Writing, as a means of storing information, has been an aspect of human life since the 4th millennium BC. Sumerians used impressionable clay tokens, clay tablets and styli to keep track of trading commodities. For thousands of years, the human race has refined its ways of communicating with each other and storing information.
In 1936, a man named Claude Shannon articulated a theory that was on the tip of many tongues at the time. He claimed that information was a physically quantifiable thing. He realized that by using Boolean algebra, the mathematics of dealing with 1’s and 0’s, unique values of 1’s and 0’s could be given to letters, words, or any information that had a definite ending. Since computers at the time were already advanced to the point of answering yes and no questions with binary digits, it became clear that any finite piece of information could be stored in a computer, thus giving it quantifiable space.

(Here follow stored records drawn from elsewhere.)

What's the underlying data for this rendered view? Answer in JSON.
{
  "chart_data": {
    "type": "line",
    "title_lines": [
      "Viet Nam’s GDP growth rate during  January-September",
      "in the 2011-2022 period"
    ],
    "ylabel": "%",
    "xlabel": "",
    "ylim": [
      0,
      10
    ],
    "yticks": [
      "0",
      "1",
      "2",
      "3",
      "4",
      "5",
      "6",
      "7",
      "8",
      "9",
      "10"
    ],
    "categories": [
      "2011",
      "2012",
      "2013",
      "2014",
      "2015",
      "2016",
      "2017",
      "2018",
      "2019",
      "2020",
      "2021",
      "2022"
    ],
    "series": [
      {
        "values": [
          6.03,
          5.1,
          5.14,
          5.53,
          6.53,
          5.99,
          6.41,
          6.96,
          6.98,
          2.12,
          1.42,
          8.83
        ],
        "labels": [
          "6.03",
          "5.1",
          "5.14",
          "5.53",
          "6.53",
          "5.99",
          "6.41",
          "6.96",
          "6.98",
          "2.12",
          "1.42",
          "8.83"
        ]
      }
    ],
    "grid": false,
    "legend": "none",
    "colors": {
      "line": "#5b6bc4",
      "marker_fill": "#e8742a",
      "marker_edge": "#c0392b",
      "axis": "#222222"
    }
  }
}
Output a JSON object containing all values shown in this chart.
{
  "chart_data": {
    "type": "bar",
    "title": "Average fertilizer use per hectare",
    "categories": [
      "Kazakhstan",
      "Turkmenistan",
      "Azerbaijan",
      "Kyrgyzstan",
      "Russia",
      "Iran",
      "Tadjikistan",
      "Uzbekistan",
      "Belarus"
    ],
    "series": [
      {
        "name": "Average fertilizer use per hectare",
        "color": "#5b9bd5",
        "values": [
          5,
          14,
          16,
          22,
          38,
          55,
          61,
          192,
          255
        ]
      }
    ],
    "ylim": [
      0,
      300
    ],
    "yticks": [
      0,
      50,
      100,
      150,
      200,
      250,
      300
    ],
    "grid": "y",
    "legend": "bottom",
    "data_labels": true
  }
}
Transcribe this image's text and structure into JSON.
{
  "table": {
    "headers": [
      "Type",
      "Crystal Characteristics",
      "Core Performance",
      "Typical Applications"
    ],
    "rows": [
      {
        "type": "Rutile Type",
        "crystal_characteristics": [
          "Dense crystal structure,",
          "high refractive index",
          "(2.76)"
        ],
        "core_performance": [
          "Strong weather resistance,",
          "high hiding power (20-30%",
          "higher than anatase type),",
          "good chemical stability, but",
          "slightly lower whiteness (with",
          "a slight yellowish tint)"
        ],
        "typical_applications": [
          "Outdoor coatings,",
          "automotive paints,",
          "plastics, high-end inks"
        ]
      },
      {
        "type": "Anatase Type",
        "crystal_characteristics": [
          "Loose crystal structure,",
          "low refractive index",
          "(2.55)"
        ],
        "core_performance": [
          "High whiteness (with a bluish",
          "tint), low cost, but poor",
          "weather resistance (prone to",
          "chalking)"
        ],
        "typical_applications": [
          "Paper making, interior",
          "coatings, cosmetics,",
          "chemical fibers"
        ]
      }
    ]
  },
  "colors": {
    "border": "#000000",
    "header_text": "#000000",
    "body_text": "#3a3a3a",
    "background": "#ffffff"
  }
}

This digitization of information was the First Shock in the string of four to the way the world experienced connectivity and did business. Once information could be quantified in a way that computers could process, the industry of computing that was already progressing quite rapidly in the ’30s began to explode. The Second Shock, the popularization of the personal computer, would not noticeably surface for decades, but from the point of Shannon positing his theory, it was on its way. Without the digitization of information, computing power could never have reached the expansive reign it enjoys today. And certainly without digitization pushing computing out of its original place of basic number calculating, the shock that mobile technology is about to bring on a global scale would not even be an idea in our minds.